Northwestern Medicine investigators have received a grant that will support outreach with Latino/Hispanic communities in Chicago to identify and treat patients with lupus.
The program, funded by the U.S. Department of Health and Human Services Office of Minority Health, involves a partnership between Northwestern University, the Illinois Public Health Association and non-profit organization Salud Latina/Latino Health.
“Our fieldwork in Chicago’s Pilsen community provided compelling evidence that lupus is a serious disease with devastating consequences for Latinos/Hispanics,” said project director Rosalind Ramsey-Goldman, MD, Solovy/Arthritis Research Society Research Professor of Rheumatology in the Department of Medicine. “Prompt diagnosis and treatment is paramount to preventing early organ damage and death.”
Lupus is a chronic autoimmune inflammatory disorder that disproportionately affects women as well as racial and ethnic minorities.
Dr. Ramsey-Goldman’s team will train leaders in predominantly Latino/Hispanic neighborhoods in Chicago to increase awareness and develop strategies for making sure that those who suffer from lupus get quality, timely care.

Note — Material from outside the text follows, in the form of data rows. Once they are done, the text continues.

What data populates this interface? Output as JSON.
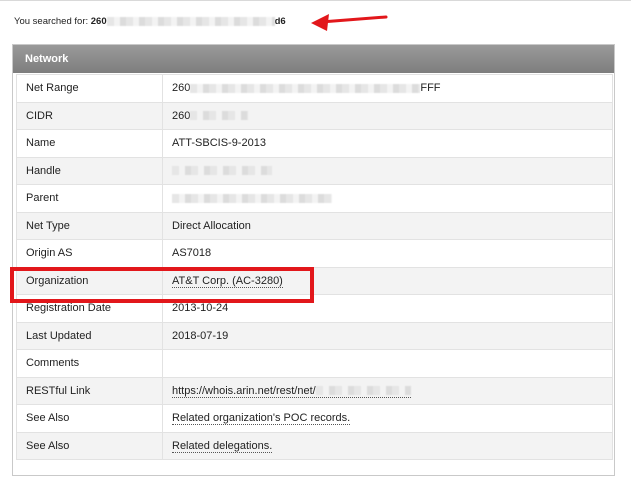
{
  "search": {
    "label": "You searched for:",
    "query_prefix": "260",
    "query_suffix": "d6"
  },
  "panel": {
    "title": "Network",
    "rows": [
      {
        "key": "Net Range",
        "value": "260",
        "value_suffix": "FFF"
      },
      {
        "key": "CIDR",
        "value": "260"
      },
      {
        "key": "Name",
        "value": "ATT-SBCIS-9-2013"
      },
      {
        "key": "Handle",
        "value": ""
      },
      {
        "key": "Parent",
        "value": ""
      },
      {
        "key": "Net Type",
        "value": "Direct Allocation"
      },
      {
        "key": "Origin AS",
        "value": "AS7018"
      },
      {
        "key": "Organization",
        "value": "AT&T Corp. (AC-3280)"
      },
      {
        "key": "Registration Date",
        "value": "2013-10-24"
      },
      {
        "key": "Last Updated",
        "value": "2018-07-19"
      },
      {
        "key": "Comments",
        "value": ""
      },
      {
        "key": "RESTful Link",
        "value": "https://whois.arin.net/rest/net/"
      },
      {
        "key": "See Also",
        "value": "Related organization's POC records."
      },
      {
        "key": "See Also",
        "value": "Related delegations."
      }
    ]
  },
  "colors": {
    "header_bg": "#8a8a8a",
    "highlight": "#e2171b",
    "arrow": "#e2171b",
    "alt_row": "#f3f3f3"
  },
  "annotations": {
    "arrow_icon": "red-arrow-icon",
    "highlight": "organization-highlight-box"
  }
}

The project – dubbed MONARCAS, a reference to the butterfly, which is the symbol of lupus – includes five main objectives: educating residents, interacting with community organizations and health centers to provide referrals and care for patients, collaborating with those organizations to build social networks for patients and families, expanding the model to other groups, and disseminating the model nationally.
“We have also seen adverse outcomes in other rheumatic diseases in this community, and we hope our model can be applied to a broader spectrum of chronic diseases affecting its residents,” Dr. Ramsey-Goldman said.
The project is funded by Office of Minority Health grant 1 CPIMP151087-01-00.